The following insights may be gathered from the above results:

- `Disambiguator` with `CountedTree` is the fastest way to get the first tree.
- `Disambiguator` with `Tree` beats `CollapseAmbiguities` in getting all trees for any tree type.
- Deep ambiguous trees tend to require more computation than wide trees even when they have fewer total derivations.

#### Limitations

Of course, the performance of the different classes may vary depending on the
hardware, environment, and workload.
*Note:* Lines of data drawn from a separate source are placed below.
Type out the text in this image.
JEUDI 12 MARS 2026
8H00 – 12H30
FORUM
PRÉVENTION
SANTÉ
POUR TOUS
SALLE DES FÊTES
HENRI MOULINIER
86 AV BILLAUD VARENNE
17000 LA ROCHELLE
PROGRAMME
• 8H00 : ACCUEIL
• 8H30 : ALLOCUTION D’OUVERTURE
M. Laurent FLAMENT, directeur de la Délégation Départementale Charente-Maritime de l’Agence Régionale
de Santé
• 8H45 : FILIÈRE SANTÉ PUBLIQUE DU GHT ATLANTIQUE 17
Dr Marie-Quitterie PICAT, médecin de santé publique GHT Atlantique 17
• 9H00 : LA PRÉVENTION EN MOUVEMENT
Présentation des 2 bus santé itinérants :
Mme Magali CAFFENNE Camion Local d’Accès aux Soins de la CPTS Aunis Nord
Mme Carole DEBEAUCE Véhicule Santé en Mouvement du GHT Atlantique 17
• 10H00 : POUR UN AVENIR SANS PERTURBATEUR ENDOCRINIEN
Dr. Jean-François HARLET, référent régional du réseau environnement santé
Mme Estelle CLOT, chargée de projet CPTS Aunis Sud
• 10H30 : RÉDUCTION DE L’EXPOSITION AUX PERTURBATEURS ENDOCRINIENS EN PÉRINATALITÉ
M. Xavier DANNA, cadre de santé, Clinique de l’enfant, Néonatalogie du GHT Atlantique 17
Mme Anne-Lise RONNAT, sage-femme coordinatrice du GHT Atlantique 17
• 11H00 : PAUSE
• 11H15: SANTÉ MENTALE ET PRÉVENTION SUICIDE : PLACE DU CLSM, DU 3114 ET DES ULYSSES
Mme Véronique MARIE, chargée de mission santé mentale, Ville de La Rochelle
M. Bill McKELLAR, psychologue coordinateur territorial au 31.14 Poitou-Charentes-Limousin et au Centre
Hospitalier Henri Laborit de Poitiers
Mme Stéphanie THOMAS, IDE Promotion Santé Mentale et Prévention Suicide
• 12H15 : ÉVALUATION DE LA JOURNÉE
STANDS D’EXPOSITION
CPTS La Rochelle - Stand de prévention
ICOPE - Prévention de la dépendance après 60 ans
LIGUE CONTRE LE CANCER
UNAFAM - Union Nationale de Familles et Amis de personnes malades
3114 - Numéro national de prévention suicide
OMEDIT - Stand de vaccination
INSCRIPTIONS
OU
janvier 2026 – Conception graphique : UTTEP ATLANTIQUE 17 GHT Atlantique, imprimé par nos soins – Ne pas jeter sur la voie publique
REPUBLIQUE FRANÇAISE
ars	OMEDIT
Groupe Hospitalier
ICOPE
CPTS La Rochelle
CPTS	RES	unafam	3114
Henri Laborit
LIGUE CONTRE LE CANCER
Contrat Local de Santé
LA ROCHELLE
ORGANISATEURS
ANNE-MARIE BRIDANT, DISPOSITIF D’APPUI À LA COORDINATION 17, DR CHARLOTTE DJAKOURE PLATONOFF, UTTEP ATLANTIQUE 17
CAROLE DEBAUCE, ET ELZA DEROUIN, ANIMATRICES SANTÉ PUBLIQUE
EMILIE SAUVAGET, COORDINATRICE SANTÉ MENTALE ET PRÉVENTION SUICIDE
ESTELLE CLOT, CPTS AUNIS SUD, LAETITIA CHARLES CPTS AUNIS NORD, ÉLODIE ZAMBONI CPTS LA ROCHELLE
Furthermore, these benchmarks only test
the runtime of the code. They do not take into account other relevant
characteristics such as memory usage and performance with varying frequencies of requests.

However, hopefully these results offer a helpful starting point for using
`Disambiguator`.

## Testing

Run the tests with

```
python test_lark_ambig_tools.py
```

or with tox:

```
tox
```

## License

This project is under the [MIT](LICENSE) license.